The "MTU" phrase appears immediately after the IP address gets printed out, so we use it as a trigger to stop the WAITFOR. Then the address gets parsed out of the buffer. In this case, the IP address presented belongs to this remote machine (it is the OS2_ADDRESS) and in this case the Gateway IP address can be deduced by taking the same first three numbers as a prefix and ending with a "1".
Obviously calling this ANNEX.CMD and leaving the ANNEX_ADDRESS variable name is a bit confusing, since this script now has nothing at all to do with an ANNEX brand controller.

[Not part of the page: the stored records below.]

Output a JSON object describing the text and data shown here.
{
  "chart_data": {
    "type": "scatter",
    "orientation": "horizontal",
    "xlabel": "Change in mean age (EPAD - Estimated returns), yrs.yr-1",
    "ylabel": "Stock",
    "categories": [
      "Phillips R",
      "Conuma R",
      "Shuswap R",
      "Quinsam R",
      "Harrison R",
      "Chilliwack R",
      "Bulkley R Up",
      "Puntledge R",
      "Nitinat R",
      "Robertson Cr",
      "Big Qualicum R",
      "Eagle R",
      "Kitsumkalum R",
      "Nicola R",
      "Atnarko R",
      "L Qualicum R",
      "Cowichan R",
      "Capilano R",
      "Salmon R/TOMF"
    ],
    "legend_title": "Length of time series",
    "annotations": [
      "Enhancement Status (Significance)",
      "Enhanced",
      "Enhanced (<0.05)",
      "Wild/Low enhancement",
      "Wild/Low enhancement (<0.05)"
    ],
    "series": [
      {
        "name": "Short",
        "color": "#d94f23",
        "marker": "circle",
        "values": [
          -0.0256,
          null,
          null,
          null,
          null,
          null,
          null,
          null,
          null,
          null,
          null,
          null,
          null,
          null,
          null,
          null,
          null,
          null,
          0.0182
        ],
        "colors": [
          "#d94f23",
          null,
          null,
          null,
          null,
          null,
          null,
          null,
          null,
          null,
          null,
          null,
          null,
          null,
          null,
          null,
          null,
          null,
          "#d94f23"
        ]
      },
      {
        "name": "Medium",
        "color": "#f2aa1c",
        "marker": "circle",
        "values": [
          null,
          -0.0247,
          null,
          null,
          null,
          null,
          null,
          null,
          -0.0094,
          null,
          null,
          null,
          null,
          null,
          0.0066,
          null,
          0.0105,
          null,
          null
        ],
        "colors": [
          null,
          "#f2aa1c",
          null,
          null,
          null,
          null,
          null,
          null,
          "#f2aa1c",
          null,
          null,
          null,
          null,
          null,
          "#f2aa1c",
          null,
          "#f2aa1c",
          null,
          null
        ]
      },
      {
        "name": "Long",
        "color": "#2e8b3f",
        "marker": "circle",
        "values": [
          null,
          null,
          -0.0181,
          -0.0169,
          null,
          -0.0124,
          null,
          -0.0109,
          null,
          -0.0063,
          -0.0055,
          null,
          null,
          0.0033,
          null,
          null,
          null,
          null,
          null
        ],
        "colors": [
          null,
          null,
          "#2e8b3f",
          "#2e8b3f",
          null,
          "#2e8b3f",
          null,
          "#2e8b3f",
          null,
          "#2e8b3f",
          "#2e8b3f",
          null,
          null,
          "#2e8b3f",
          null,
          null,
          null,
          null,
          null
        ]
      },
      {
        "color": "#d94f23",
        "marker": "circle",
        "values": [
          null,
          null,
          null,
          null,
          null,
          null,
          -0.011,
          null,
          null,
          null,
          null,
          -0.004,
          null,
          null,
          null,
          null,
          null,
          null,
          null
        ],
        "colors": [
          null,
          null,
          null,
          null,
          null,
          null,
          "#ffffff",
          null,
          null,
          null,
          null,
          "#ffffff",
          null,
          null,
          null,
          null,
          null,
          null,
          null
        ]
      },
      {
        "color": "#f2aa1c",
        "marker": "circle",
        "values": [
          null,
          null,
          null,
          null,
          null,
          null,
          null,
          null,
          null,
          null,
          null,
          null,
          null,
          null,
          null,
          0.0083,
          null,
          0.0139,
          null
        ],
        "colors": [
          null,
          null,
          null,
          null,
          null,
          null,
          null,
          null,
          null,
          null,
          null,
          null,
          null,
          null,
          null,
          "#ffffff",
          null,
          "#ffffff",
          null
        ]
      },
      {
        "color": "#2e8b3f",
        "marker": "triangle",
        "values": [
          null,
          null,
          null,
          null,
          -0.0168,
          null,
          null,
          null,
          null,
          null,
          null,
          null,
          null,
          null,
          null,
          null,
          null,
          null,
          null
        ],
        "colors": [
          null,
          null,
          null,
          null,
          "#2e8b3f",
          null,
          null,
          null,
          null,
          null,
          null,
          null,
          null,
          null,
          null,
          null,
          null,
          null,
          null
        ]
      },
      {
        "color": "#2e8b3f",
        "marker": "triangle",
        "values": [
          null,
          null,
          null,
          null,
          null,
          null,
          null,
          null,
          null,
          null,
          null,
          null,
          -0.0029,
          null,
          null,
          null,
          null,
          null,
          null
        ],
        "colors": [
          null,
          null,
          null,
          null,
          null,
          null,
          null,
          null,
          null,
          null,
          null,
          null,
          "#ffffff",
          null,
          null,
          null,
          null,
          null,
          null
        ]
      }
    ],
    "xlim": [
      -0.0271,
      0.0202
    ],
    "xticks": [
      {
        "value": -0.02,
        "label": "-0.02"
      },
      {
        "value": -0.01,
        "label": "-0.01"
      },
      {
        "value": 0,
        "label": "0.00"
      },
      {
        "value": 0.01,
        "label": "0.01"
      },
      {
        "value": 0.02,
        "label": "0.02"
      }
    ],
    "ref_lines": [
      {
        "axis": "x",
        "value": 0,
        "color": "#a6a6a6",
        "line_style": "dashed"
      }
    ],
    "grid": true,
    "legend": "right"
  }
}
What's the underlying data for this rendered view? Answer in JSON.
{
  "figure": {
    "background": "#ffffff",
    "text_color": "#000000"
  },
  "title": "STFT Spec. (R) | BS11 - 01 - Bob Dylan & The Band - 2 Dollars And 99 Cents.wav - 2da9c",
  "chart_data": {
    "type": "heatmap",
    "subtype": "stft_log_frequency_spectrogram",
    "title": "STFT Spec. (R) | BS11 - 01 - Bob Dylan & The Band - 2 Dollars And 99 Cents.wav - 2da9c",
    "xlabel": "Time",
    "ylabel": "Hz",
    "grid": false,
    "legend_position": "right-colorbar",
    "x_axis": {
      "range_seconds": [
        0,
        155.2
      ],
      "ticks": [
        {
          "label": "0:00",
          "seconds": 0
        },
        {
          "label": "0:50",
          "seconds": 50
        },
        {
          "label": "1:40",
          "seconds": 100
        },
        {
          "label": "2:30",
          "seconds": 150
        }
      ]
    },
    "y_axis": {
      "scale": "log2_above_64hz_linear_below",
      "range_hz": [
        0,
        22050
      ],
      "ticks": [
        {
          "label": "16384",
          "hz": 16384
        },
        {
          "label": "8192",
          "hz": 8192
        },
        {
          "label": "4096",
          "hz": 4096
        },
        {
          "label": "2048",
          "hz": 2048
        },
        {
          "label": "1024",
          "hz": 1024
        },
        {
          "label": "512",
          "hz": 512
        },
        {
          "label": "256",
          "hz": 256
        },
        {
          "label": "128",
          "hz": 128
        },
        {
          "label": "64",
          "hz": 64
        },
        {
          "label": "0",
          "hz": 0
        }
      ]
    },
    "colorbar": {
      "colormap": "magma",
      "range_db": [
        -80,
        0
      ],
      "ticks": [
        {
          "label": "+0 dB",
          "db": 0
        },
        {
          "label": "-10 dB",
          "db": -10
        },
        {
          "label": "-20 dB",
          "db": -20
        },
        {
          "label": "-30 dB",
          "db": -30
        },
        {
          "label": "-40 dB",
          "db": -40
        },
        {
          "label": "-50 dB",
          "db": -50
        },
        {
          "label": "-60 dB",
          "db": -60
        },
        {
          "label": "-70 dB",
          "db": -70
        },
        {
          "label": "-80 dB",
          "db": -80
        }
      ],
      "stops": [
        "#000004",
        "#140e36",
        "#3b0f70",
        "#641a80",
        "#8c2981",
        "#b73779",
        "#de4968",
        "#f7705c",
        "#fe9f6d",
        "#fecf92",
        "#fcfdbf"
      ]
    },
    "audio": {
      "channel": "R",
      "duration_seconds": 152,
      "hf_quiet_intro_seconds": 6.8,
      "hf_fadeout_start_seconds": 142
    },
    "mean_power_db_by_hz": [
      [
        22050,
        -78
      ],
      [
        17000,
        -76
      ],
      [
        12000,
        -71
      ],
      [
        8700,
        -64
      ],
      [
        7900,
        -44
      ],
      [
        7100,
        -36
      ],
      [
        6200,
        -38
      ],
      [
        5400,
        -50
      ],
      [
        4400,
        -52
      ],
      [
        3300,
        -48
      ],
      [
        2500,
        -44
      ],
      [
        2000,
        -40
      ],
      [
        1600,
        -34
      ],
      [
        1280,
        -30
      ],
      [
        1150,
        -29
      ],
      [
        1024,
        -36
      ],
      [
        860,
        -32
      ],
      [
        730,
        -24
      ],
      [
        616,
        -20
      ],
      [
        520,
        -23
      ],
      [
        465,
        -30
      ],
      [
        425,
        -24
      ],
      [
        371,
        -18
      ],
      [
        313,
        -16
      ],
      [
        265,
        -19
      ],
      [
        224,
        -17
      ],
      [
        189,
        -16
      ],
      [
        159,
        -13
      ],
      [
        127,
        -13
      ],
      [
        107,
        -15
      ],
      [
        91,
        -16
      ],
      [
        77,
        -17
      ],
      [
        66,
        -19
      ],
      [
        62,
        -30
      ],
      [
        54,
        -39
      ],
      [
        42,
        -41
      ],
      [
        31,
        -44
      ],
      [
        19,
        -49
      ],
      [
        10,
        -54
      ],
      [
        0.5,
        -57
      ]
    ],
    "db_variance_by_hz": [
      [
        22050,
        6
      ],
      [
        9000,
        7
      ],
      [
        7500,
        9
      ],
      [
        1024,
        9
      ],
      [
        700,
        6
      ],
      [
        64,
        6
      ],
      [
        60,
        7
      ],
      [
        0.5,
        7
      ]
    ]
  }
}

However, cleaning things up involves more work that is necessary, so this script makes the fewest possible changes and just gets things working.
It is now possible to fall through to the rest of the IBM ANNEX.CMD script and it will do the right thing. It is, however, informative to examine what the "right thing" really is:
call flush_receive 'echo'
The FLUSH_RECEIVE lets the user see the output from the communications controller that is still in the buffer. The two SAY statements also show up on the screen and are useful diagnostic statements in the event that the processing gets completely fouled up. The last two statements execute two OS/2 commands that configure the TCP/IP protocol. In this example, they will expand to
ifconfig sl0 130.132.57.30 130.132.57.1 netmask 255.255.255.0
route add default 130.132.57.1 1
The IFCONFIG statement tells the TCP/IP support that the SLIP connection ("SL0") is a route to send messages to a machine with IP address 130.132.57.1 and that in this connection the address assigned to my PC is 130.132.57.30. The ROUTE statement says to send all messages for all other machines to the gateway at 130.132.57.1 (and therefore to send them all on the SLIP line). IFCONFIG.EXE and ROUTE.EXE were installed with the rest of the Internet Connection programs in \TCPIP\BIN. However, as was noted previously, many DOS/Windows packages also have programs with this name. Since \WINDOWS is often configured in the OS/2 PATH before the \TCPIP\BIN directory, it was important at the start (as explained in First Clean Your Windows) to remove programs with this name from the WINDOWS directory or these statements will try to execute the DOS versions of the utilities and will therefore fail.
Note that the original ANNEX script generated a ROUTE command for a visible controller that presented its own IP address. This script changes it to support an invisible controller. Therefore the ANNEX_ADDRESS variable is set to the address of the LAN gateway and the generated ROUTE statement reflects the result.